How many mice does it take to screw in a light bulb? A: Only two, but the hard part is getting them into the light bulb
What did the dick say when he wanted to buy a newspaper? "Stick it on my bill!" No.. wait.. thats a duck joke, put on your glasses. Huh? I'm practising for when we get older and forgetfull.
What did the dick say when he wanted to buy a newspaper? "Stick it on my bill!" And the clerk says, " youse ani't got no credit with me you fuckin fuck."
No wait I got it.. What did the cock say when he wanted to buy a newspaper? "Any of these newspapers suck?"
Six Flags Great Adventure in Jersey has yet to learn, considering they erected a gigantor billboard for their big wooden El Toro ride upon which is writ "It's good to have wood" - right over the head of the perennially cheerful Bugs Bunny. While they were at it, they might as well have gone all the way and made a cock-shaped roller coaster.
let's lighten the mood just a bit.......... Know why Denny's is open 24/7? No one smart enough to lock up.
OK. Enough of that shit. Back to the filth......... A man went into a pharmacy and asked to talk to a male pharmacist. The woman at the counter said that she was the pharmacist and that she and her sister owned the store, so there were no males employed there.
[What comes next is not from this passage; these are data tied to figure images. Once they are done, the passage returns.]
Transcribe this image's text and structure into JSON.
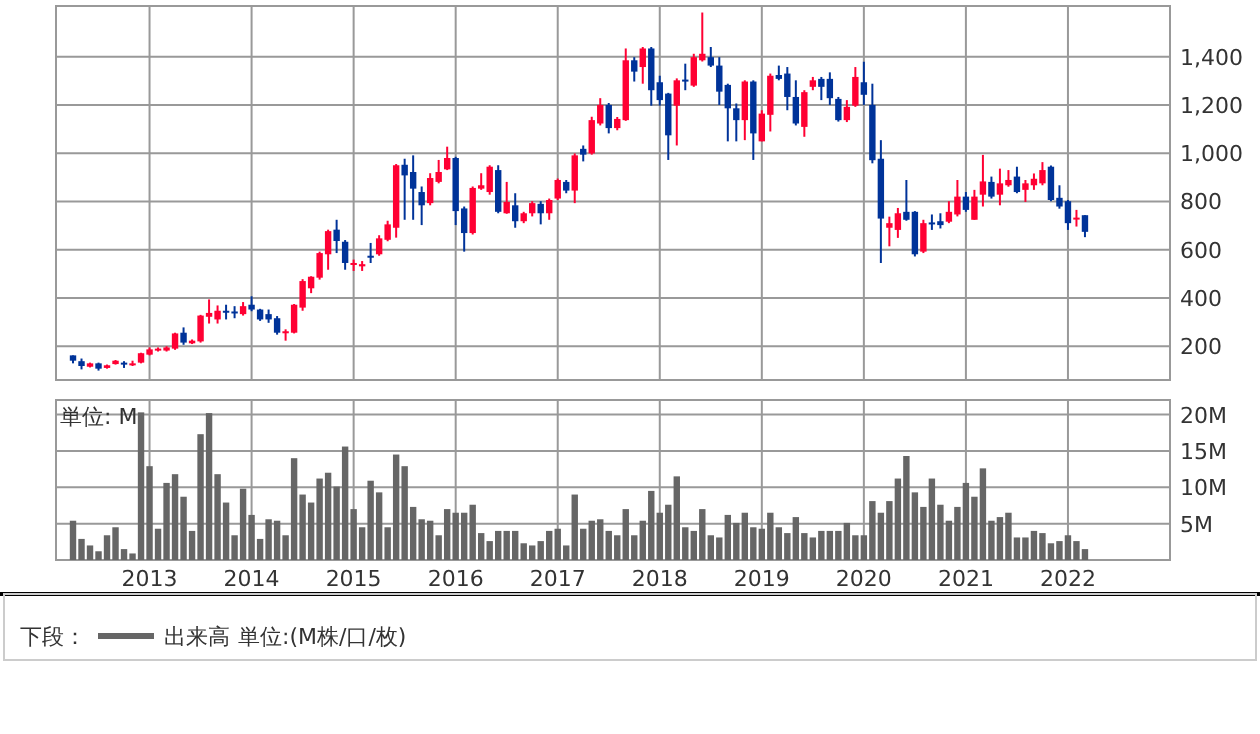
{
  "chart_data": [
    {
      "type": "candlestick",
      "grid": true,
      "tick_labels": "y",
      "xlim": [
        "2012-02",
        "2023-01"
      ],
      "ylim": [
        60,
        1610
      ],
      "xticks": [
        {
          "value": "2013",
          "label": null
        },
        {
          "value": "2014",
          "label": null
        },
        {
          "value": "2015",
          "label": null
        },
        {
          "value": "2016",
          "label": null
        },
        {
          "value": "2017",
          "label": null
        },
        {
          "value": "2018",
          "label": null
        },
        {
          "value": "2019",
          "label": null
        },
        {
          "value": "2020",
          "label": null
        },
        {
          "value": "2021",
          "label": null
        },
        {
          "value": "2022",
          "label": null
        }
      ],
      "yticks": [
        200,
        400,
        600,
        800,
        {
          "value": 1000,
          "label": "1,000"
        },
        {
          "value": 1200,
          "label": "1,200"
        },
        {
          "value": 1400,
          "label": "1,400"
        }
      ],
      "x": [
        "2012-04",
        "2012-05",
        "2012-06",
        "2012-07",
        "2012-08",
        "2012-09",
        "2012-10",
        "2012-11",
        "2012-12",
        "2013-01",
        "2013-02",
        "2013-03",
        "2013-04",
        "2013-05",
        "2013-06",
        "2013-07",
        "2013-08",
        "2013-09",
        "2013-10",
        "2013-11",
        "2013-12",
        "2014-01",
        "2014-02",
        "2014-03",
        "2014-04",
        "2014-05",
        "2014-06",
        "2014-07",
        "2014-08",
        "2014-09",
        "2014-10",
        "2014-11",
        "2014-12",
        "2015-01",
        "2015-02",
        "2015-03",
        "2015-04",
        "2015-05",
        "2015-06",
        "2015-07",
        "2015-08",
        "2015-09",
        "2015-10",
        "2015-11",
        "2015-12",
        "2016-01",
        "2016-02",
        "2016-03",
        "2016-04",
        "2016-05",
        "2016-06",
        "2016-07",
        "2016-08",
        "2016-09",
        "2016-10",
        "2016-11",
        "2016-12",
        "2017-01",
        "2017-02",
        "2017-03",
        "2017-04",
        "2017-05",
        "2017-06",
        "2017-07",
        "2017-08",
        "2017-09",
        "2017-10",
        "2017-11",
        "2017-12",
        "2018-01",
        "2018-02",
        "2018-03",
        "2018-04",
        "2018-05",
        "2018-06",
        "2018-07",
        "2018-08",
        "2018-09",
        "2018-10",
        "2018-11",
        "2018-12",
        "2019-01",
        "2019-02",
        "2019-03",
        "2019-04",
        "2019-05",
        "2019-06",
        "2019-07",
        "2019-08",
        "2019-09",
        "2019-10",
        "2019-11",
        "2019-12",
        "2020-01",
        "2020-02",
        "2020-03",
        "2020-04",
        "2020-05",
        "2020-06",
        "2020-07",
        "2020-08",
        "2020-09",
        "2020-10",
        "2020-11",
        "2020-12",
        "2021-01",
        "2021-02",
        "2021-03",
        "2021-04",
        "2021-05",
        "2021-06",
        "2021-07",
        "2021-08",
        "2021-09",
        "2021-10",
        "2021-11",
        "2021-12",
        "2022-01",
        "2022-02",
        "2022-03"
      ],
      "ohlc": [
        [
          162,
          162,
          129,
          140
        ],
        [
          138,
          149,
          104,
          118
        ],
        [
          115,
          132,
          112,
          129
        ],
        [
          129,
          132,
          99,
          107
        ],
        [
          110,
          124,
          107,
          121
        ],
        [
          126,
          143,
          124,
          140
        ],
        [
          132,
          138,
          110,
          126
        ],
        [
          127,
          140,
          118,
          129
        ],
        [
          132,
          173,
          129,
          171
        ],
        [
          165,
          195,
          162,
          187
        ],
        [
          182,
          195,
          178,
          190
        ],
        [
          182,
          200,
          178,
          195
        ],
        [
          190,
          256,
          185,
          253
        ],
        [
          256,
          278,
          206,
          215
        ],
        [
          212,
          228,
          209,
          223
        ],
        [
          220,
          330,
          215,
          327
        ],
        [
          322,
          394,
          294,
          338
        ],
        [
          311,
          369,
          294,
          347
        ],
        [
          347,
          372,
          311,
          344
        ],
        [
          344,
          366,
          316,
          340
        ],
        [
          333,
          383,
          327,
          366
        ],
        [
          372,
          407,
          345,
          352
        ],
        [
          352,
          355,
          305,
          311
        ],
        [
          333,
          352,
          297,
          311
        ],
        [
          316,
          325,
          248,
          256
        ],
        [
          259,
          270,
          223,
          262
        ],
        [
          256,
          375,
          253,
          372
        ],
        [
          360,
          478,
          347,
          470
        ],
        [
          440,
          490,
          420,
          488
        ],
        [
          484,
          592,
          476,
          586
        ],
        [
          581,
          683,
          517,
          677
        ],
        [
          683,
          724,
          586,
          636
        ],
        [
          633,
          640,
          517,
          545
        ],
        [
          540,
          559,
          512,
          545
        ],
        [
          531,
          553,
          512,
          540
        ],
        [
          575,
          628,
          545,
          570
        ],
        [
          581,
          660,
          575,
          647
        ],
        [
          641,
          720,
          635,
          705
        ],
        [
          691,
          955,
          650,
          950
        ],
        [
          952,
          977,
          724,
          908
        ],
        [
          922,
          991,
          724,
          853
        ],
        [
          839,
          862,
          702,
          784
        ],
        [
          793,
          917,
          784,
          897
        ],
        [
          881,
          972,
          875,
          922
        ],
        [
          933,
          1027,
          930,
          980
        ],
        [
          980,
          985,
          702,
          760
        ],
        [
          771,
          779,
          592,
          669
        ],
        [
          669,
          862,
          663,
          856
        ],
        [
          853,
          917,
          848,
          867
        ],
        [
          839,
          950,
          828,
          944
        ],
        [
          930,
          950,
          751,
          757
        ],
        [
          751,
          881,
          749,
          798
        ],
        [
          784,
          834,
          691,
          718
        ],
        [
          718,
          757,
          710,
          751
        ],
        [
          751,
          801,
          738,
          793
        ],
        [
          790,
          801,
          705,
          751
        ],
        [
          751,
          812,
          724,
          806
        ],
        [
          812,
          895,
          806,
          889
        ],
        [
          881,
          889,
          834,
          845
        ],
        [
          845,
          999,
          793,
          991
        ],
        [
          1018,
          1032,
          966,
          994
        ],
        [
          999,
          1151,
          994,
          1137
        ],
        [
          1123,
          1228,
          1115,
          1200
        ],
        [
          1200,
          1208,
          1082,
          1104
        ],
        [
          1104,
          1150,
          1095,
          1142
        ],
        [
          1137,
          1434,
          1134,
          1385
        ],
        [
          1385,
          1398,
          1297,
          1338
        ],
        [
          1357,
          1440,
          1288,
          1434
        ],
        [
          1434,
          1440,
          1197,
          1261
        ],
        [
          1294,
          1321,
          1197,
          1220
        ],
        [
          1247,
          1250,
          972,
          1074
        ],
        [
          1197,
          1310,
          1032,
          1302
        ],
        [
          1305,
          1371,
          1261,
          1297
        ],
        [
          1280,
          1412,
          1275,
          1398
        ],
        [
          1385,
          1583,
          1380,
          1412
        ],
        [
          1398,
          1440,
          1357,
          1363
        ],
        [
          1363,
          1398,
          1200,
          1255
        ],
        [
          1283,
          1288,
          1049,
          1186
        ],
        [
          1186,
          1206,
          1049,
          1137
        ],
        [
          1137,
          1302,
          1054,
          1297
        ],
        [
          1297,
          1302,
          972,
          1082
        ],
        [
          1049,
          1178,
          1049,
          1164
        ],
        [
          1159,
          1330,
          1090,
          1321
        ],
        [
          1324,
          1363,
          1302,
          1308
        ],
        [
          1330,
          1357,
          1178,
          1233
        ],
        [
          1233,
          1302,
          1115,
          1123
        ],
        [
          1109,
          1261,
          1068,
          1253
        ],
        [
          1275,
          1316,
          1261,
          1302
        ],
        [
          1308,
          1316,
          1220,
          1275
        ],
        [
          1308,
          1335,
          1200,
          1228
        ],
        [
          1225,
          1233,
          1131,
          1137
        ],
        [
          1137,
          1220,
          1129,
          1192
        ],
        [
          1197,
          1357,
          1192,
          1316
        ],
        [
          1294,
          1379,
          1200,
          1242
        ],
        [
          1200,
          1288,
          958,
          971
        ],
        [
          977,
          1054,
          545,
          729
        ],
        [
          691,
          737,
          614,
          710
        ],
        [
          682,
          773,
          649,
          751
        ],
        [
          757,
          889,
          720,
          724
        ],
        [
          757,
          760,
          572,
          581
        ],
        [
          592,
          724,
          586,
          710
        ],
        [
          713,
          746,
          682,
          707
        ],
        [
          718,
          751,
          688,
          702
        ],
        [
          716,
          801,
          710,
          757
        ],
        [
          746,
          889,
          738,
          820
        ],
        [
          820,
          839,
          757,
          765
        ],
        [
          724,
          848,
          724,
          820
        ],
        [
          828,
          993,
          779,
          883
        ],
        [
          881,
          903,
          812,
          820
        ],
        [
          828,
          936,
          784,
          875
        ],
        [
          867,
          930,
          861,
          889
        ],
        [
          903,
          944,
          834,
          839
        ],
        [
          848,
          889,
          798,
          875
        ],
        [
          867,
          916,
          848,
          894
        ],
        [
          875,
          963,
          867,
          930
        ],
        [
          944,
          949,
          801,
          806
        ],
        [
          815,
          867,
          770,
          779
        ],
        [
          801,
          806,
          682,
          710
        ],
        [
          727,
          765,
          696,
          733
        ],
        [
          743,
          743,
          652,
          674
        ]
      ]
    },
    {
      "type": "bar",
      "grid": true,
      "xlim": [
        "2012-02",
        "2023-01"
      ],
      "ylim": [
        0,
        22
      ],
      "legend": "bottom",
      "legend_title": "下段：",
      "annotations": [
        "単位: M",
        "単位:(M株/口/枚)"
      ],
      "xticks": [
        "2013",
        "2014",
        "2015",
        "2016",
        "2017",
        "2018",
        "2019",
        "2020",
        "2021",
        "2022"
      ],
      "yticks": [
        {
          "value": 5,
          "label": "5M"
        },
        {
          "value": 10,
          "label": "10M"
        },
        {
          "value": 15,
          "label": "15M"
        },
        {
          "value": 20,
          "label": "20M"
        }
      ],
      "x": [
        "2012-04",
        "2012-05",
        "2012-06",
        "2012-07",
        "2012-08",
        "2012-09",
        "2012-10",
        "2012-11",
        "2012-12",
        "2013-01",
        "2013-02",
        "2013-03",
        "2013-04",
        "2013-05",
        "2013-06",
        "2013-07",
        "2013-08",
        "2013-09",
        "2013-10",
        "2013-11",
        "2013-12",
        "2014-01",
        "2014-02",
        "2014-03",
        "2014-04",
        "2014-05",
        "2014-06",
        "2014-07",
        "2014-08",
        "2014-09",
        "2014-10",
        "2014-11",
        "2014-12",
        "2015-01",
        "2015-02",
        "2015-03",
        "2015-04",
        "2015-05",
        "2015-06",
        "2015-07",
        "2015-08",
        "2015-09",
        "2015-10",
        "2015-11",
        "2015-12",
        "2016-01",
        "2016-02",
        "2016-03",
        "2016-04",
        "2016-05",
        "2016-06",
        "2016-07",
        "2016-08",
        "2016-09",
        "2016-10",
        "2016-11",
        "2016-12",
        "2017-01",
        "2017-02",
        "2017-03",
        "2017-04",
        "2017-05",
        "2017-06",
        "2017-07",
        "2017-08",
        "2017-09",
        "2017-10",
        "2017-11",
        "2017-12",
        "2018-01",
        "2018-02",
        "2018-03",
        "2018-04",
        "2018-05",
        "2018-06",
        "2018-07",
        "2018-08",
        "2018-09",
        "2018-10",
        "2018-11",
        "2018-12",
        "2019-01",
        "2019-02",
        "2019-03",
        "2019-04",
        "2019-05",
        "2019-06",
        "2019-07",
        "2019-08",
        "2019-09",
        "2019-10",
        "2019-11",
        "2019-12",
        "2020-01",
        "2020-02",
        "2020-03",
        "2020-04",
        "2020-05",
        "2020-06",
        "2020-07",
        "2020-08",
        "2020-09",
        "2020-10",
        "2020-11",
        "2020-12",
        "2021-01",
        "2021-02",
        "2021-03",
        "2021-04",
        "2021-05",
        "2021-06",
        "2021-07",
        "2021-08",
        "2021-09",
        "2021-10",
        "2021-11",
        "2021-12",
        "2022-01",
        "2022-02",
        "2022-03"
      ],
      "series": [
        {
          "name": "出来高",
          "color": "#666666",
          "values": [
            5.4,
            2.9,
            2.0,
            1.2,
            3.4,
            4.5,
            1.5,
            0.9,
            20.3,
            12.9,
            4.3,
            10.6,
            11.8,
            8.7,
            4.0,
            17.3,
            20.2,
            11.8,
            7.9,
            3.4,
            9.8,
            6.2,
            2.9,
            5.6,
            5.4,
            3.4,
            14.0,
            9.0,
            7.9,
            11.2,
            12.0,
            10.1,
            15.6,
            7.0,
            4.5,
            10.9,
            9.3,
            4.5,
            14.5,
            12.9,
            7.3,
            5.6,
            5.4,
            3.4,
            7.0,
            6.5,
            6.5,
            7.6,
            3.7,
            2.6,
            4.0,
            4.0,
            4.0,
            2.3,
            2.0,
            2.6,
            4.0,
            4.3,
            2.0,
            9.0,
            4.3,
            5.4,
            5.6,
            4.0,
            3.4,
            7.0,
            3.4,
            5.4,
            9.5,
            6.5,
            7.6,
            11.5,
            4.5,
            4.0,
            7.0,
            3.4,
            3.1,
            6.2,
            5.1,
            6.5,
            4.5,
            4.3,
            6.5,
            4.5,
            3.7,
            5.9,
            3.7,
            3.1,
            4.0,
            4.0,
            4.0,
            5.1,
            3.4,
            3.4,
            8.1,
            6.5,
            8.1,
            11.2,
            14.3,
            9.3,
            7.3,
            11.2,
            7.6,
            5.4,
            7.3,
            10.6,
            8.7,
            12.6,
            5.4,
            5.9,
            6.5,
            3.1,
            3.1,
            4.0,
            3.7,
            2.3,
            2.6,
            3.4,
            2.6,
            1.5
          ]
        }
      ]
    }
  ]
}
She then asked if there was something she could help the gentleman with. The man said "this is embarrassing for me, but I have a permanent erection. And since my penis is twelve inches in the erect state, it is extremely noticable, and very embarrassing. I was wondering what you could give me for it?" The pharmacist said "Just a minute, I'll go talk to my sister. When she returned, she said, "the best we can do is 1/3 ownership in the store and $3000 a month in living expenses.